Now, at 60, Kahn thinks
he finally may be getting his big break. Later this month he is scheduled to
do a week long gig in Las Vegas at the Riviera Hotel's Comedy Club. Kahn claimed
that he will be the first working attorney to perform in Vegas. I don't know
about that, but I grant that it's probably a rare event.
And, in another unusual
twist, Kahn will be getting paid to do his routine, which pokes fun - often with
a sharp edge - at the legal system. Getting money for making jokes is a relative
novelty for Kahn, even though he has appeared at such well known clubs as the
Ice House and the Improv and done a whole bunch of Bar Mitzvahs. Most often,
he has been paid in plaques, Kahn told me. He's got a garage filled with bronze
slabs from Rotary and Kiwanis clubs, Kahn said.
So, although he is only
getting a few thousand and a nice suite for the week, the deal has opened new
vistas for Kahn. "From now on they can just pay me," Kahn said. "Otherwise,
I'll have to go on being a lawyer, and nobody should have to do that."
When I agreed to meet
Kahn to talk, I admit I was skeptical. Call it jaded columnist meets cynical
lawyer. I'd written about Kahn a few years ago when he launched a night time
radio show about the law that flopped after a few weeks for lack of a sponsor.
"Do I really want to write about this guy again?" I asked myself as
we sat down over a diet cola and a cappuccino. I decided that I did because
Kahn is a compelling combination of exhaustion and aspiration.
At an age when a lot
of professionals are making down payments on retirement homes, Kahn is trying
to remake himself. "I just feel like my life is just starting," Kahn
said. When he talked about his comedy, Kahn was upbeat. "It is righteous
entertainment," he said of his act. But when Kahn spoke of the law, I wanted
to give us both a dose of Prozac. "I don't want to do murder cases any
more," Kahn said. Handling the carnage of homicide and other major felonies
has become a major downer, he said. "It's just more than I can deal with,"
Kahn said.
In a videotape of one
of his performances, Kahn tells the audience, "I'm an attorney." Pause.

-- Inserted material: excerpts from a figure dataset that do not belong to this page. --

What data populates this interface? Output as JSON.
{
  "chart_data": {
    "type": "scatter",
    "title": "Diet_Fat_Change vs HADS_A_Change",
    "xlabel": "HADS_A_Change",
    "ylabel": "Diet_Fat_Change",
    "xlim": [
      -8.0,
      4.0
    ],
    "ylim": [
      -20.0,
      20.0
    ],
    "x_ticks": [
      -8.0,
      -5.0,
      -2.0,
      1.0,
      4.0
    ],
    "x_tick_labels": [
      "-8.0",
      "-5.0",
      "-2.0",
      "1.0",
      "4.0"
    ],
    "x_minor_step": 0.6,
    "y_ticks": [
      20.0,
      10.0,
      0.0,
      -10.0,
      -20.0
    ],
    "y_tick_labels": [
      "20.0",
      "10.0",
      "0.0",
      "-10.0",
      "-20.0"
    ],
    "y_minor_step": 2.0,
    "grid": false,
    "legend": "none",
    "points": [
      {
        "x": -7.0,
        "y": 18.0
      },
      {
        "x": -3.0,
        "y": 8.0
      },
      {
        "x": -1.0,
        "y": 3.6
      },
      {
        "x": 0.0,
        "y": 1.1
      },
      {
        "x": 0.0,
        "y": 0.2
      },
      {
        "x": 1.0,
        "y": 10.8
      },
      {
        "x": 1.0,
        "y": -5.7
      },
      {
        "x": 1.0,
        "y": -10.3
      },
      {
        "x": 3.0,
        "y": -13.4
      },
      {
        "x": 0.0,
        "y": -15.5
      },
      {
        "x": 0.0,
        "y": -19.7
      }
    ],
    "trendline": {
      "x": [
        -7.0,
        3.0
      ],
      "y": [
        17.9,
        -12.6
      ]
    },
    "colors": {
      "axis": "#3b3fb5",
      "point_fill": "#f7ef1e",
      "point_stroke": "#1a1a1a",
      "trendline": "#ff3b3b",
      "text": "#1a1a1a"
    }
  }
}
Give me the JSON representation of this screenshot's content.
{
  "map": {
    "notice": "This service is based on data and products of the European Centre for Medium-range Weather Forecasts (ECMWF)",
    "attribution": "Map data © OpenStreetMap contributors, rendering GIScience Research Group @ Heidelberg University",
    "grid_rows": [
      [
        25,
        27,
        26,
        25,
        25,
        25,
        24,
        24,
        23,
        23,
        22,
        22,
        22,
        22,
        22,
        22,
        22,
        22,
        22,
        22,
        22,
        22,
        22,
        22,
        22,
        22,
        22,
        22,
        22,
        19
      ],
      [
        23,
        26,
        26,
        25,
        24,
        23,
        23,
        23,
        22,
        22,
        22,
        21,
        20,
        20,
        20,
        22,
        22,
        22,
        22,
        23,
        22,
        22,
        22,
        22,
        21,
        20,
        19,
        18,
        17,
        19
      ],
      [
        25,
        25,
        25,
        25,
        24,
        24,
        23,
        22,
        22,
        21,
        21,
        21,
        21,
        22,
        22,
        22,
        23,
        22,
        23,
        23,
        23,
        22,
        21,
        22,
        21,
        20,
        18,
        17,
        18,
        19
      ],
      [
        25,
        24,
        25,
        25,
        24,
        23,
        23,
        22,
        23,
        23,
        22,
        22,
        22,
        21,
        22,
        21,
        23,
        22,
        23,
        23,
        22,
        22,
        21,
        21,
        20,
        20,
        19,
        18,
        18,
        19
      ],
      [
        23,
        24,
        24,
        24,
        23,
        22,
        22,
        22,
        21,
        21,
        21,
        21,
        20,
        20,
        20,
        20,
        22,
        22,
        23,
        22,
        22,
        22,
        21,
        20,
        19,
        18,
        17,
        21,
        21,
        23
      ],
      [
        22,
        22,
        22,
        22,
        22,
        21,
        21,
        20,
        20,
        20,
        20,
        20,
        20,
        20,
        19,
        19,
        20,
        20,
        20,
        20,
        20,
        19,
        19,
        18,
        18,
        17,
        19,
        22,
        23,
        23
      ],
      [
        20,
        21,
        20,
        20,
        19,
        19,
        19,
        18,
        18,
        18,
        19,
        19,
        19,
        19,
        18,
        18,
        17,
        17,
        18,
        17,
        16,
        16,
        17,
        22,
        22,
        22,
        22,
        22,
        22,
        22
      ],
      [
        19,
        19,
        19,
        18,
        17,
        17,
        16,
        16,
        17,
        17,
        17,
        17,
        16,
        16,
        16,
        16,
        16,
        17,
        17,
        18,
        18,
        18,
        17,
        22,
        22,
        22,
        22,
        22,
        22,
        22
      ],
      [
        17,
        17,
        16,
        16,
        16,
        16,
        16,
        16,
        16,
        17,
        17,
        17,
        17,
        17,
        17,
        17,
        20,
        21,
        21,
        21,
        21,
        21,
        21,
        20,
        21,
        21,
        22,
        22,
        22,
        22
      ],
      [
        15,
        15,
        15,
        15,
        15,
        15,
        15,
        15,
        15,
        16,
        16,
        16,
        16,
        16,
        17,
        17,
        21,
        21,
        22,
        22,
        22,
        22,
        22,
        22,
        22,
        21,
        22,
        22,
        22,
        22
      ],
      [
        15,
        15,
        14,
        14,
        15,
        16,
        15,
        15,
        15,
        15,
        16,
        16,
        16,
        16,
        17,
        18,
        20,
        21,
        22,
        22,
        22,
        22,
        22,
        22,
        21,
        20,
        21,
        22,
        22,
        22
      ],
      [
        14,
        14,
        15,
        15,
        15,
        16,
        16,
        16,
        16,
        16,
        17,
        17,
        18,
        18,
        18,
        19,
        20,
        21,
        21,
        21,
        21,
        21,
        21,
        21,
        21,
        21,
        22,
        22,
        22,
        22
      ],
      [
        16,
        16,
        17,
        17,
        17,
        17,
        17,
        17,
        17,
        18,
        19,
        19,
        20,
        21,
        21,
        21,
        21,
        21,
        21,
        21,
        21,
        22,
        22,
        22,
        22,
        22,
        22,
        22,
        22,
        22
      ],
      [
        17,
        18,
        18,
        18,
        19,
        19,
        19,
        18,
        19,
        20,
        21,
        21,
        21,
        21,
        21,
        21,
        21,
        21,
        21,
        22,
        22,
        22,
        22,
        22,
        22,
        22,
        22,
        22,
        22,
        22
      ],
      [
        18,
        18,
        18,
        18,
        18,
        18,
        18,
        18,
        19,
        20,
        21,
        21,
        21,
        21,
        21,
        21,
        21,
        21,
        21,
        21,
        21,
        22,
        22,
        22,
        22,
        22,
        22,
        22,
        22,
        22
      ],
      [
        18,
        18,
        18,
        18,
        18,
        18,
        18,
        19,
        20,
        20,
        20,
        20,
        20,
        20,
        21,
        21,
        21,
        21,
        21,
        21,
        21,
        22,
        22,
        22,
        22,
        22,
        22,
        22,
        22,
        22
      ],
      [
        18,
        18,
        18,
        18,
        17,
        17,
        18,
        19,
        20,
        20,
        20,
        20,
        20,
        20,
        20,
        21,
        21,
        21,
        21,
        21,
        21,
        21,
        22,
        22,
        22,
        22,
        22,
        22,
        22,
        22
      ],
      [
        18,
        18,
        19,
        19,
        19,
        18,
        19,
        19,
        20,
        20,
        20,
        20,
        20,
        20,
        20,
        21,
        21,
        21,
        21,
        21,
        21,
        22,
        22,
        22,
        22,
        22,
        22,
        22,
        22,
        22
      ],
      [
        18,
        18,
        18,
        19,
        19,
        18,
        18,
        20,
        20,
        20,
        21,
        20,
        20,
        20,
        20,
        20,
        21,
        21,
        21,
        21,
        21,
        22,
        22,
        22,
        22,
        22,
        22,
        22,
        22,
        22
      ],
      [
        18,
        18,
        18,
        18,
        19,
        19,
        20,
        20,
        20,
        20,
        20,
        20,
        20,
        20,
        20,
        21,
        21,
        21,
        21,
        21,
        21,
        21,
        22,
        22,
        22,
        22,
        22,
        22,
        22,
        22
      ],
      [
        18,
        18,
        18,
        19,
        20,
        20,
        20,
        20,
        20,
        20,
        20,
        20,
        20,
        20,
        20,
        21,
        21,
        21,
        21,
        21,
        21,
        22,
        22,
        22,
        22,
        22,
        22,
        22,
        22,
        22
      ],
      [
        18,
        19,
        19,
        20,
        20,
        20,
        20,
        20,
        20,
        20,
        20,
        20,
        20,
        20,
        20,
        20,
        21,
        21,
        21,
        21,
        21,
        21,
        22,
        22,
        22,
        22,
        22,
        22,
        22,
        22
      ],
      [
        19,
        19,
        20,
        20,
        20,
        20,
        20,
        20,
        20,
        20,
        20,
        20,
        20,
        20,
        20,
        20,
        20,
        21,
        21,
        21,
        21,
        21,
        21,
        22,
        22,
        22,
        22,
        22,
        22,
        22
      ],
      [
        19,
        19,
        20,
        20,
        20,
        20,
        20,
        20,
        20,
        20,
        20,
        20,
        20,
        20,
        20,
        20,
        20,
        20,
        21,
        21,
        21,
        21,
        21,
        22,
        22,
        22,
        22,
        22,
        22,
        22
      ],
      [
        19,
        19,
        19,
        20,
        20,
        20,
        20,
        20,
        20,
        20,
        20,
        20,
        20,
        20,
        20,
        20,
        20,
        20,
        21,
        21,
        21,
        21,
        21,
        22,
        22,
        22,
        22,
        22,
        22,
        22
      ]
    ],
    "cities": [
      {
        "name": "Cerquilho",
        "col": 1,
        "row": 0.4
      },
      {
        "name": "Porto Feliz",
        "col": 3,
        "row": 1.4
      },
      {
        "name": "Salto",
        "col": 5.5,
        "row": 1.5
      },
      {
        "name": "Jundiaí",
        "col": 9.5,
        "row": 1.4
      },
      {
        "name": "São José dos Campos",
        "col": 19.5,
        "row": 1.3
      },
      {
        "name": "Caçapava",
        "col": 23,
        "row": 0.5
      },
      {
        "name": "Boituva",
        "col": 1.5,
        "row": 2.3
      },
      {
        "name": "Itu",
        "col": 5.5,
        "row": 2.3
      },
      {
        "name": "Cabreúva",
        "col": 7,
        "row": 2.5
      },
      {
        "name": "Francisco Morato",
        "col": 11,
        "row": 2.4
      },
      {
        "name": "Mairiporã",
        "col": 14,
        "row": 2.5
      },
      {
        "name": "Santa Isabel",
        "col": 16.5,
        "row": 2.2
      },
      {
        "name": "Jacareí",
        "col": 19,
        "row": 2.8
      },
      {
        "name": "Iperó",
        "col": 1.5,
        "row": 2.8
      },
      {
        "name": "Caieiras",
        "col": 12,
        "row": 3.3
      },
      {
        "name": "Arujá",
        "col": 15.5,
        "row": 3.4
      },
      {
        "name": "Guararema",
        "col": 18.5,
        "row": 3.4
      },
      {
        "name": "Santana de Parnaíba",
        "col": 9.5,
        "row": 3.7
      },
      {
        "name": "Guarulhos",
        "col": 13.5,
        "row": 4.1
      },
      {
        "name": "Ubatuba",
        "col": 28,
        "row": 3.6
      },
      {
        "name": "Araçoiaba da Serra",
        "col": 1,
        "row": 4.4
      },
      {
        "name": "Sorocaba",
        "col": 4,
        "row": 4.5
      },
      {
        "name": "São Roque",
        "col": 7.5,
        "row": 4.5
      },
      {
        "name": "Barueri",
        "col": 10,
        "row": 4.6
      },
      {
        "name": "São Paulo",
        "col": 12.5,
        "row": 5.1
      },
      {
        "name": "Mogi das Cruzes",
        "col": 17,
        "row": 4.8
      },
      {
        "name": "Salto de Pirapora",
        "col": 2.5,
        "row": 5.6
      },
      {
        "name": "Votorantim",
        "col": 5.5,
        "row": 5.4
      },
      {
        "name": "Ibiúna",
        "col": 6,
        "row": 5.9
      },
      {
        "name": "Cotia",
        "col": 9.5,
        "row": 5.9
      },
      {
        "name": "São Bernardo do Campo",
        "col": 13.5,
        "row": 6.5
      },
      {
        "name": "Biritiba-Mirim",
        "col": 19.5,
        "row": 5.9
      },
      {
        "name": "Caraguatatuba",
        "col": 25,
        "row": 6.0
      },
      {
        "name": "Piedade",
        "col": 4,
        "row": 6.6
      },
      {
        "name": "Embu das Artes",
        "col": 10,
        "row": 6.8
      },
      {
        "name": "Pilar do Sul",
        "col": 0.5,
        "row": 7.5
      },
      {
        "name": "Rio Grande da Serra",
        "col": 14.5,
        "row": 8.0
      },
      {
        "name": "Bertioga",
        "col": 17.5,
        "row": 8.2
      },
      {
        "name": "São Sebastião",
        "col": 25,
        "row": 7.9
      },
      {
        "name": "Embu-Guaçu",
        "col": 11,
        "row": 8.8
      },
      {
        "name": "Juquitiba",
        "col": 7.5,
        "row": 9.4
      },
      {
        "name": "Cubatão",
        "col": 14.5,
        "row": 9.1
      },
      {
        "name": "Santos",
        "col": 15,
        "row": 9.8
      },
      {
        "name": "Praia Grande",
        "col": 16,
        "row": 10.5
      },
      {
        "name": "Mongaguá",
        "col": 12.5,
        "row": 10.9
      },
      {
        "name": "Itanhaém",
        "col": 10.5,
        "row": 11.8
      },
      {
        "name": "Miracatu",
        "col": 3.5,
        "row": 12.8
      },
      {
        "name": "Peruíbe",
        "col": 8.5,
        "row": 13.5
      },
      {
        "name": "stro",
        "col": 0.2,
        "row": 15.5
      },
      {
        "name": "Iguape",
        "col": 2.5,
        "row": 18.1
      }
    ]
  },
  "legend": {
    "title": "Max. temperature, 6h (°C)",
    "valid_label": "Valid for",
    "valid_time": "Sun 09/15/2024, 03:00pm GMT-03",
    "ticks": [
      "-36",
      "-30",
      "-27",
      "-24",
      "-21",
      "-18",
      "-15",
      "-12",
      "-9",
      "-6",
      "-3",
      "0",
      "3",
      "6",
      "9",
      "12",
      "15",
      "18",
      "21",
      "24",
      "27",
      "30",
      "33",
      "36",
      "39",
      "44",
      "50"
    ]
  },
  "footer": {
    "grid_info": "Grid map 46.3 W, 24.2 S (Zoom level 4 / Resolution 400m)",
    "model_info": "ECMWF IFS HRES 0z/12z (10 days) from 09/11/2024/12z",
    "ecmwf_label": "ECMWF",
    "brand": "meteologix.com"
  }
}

"I know, fuck me." In the same performance, he says that the California
Penal Code was given that name because it "was written by a bunch of dickheads."
Kahn's colleague and Boalt Hall classmate Victor Sherman said that Kahn is far
from the only burnt-out case in the criminal defense ranks. "We're all
burned out," said Sherman. "It's tiring."
But Sherman said Kahn
stands apart from his peers who are "too afraid to make a lifestyle change."
Kahn, Sherman said, has "always been the class clown."
Kahn's main claim to
fame probably is that he defended one of the spies in a case that became the
basis for the film, "The Falcon and The Snowman." Ironically, Kahn
sued the film's producers for allegedly distorting his role in the case. The
case settled, reputedly for a satisfactory sum. Eight years ago, Kahn got into
hot water with the State Bar because he hired a company to pass out handbills
advertising his legal services at the doors of Los Angeles County courthouses.
The Bar contended that advertising at the very portals of justice was unethical.
Kahn said he settled the matter rather than risk discipline. "They made
me promise not to do it anymore," Kahn said.
Now, Kahn is making
promises to himself. "I'm 100% certain I'm on my way to a full time comedy
career," Kahn said. But he conceded that wishes don't always come true.
"That doesn't mean it's going to happen," he said. Reality is no joke.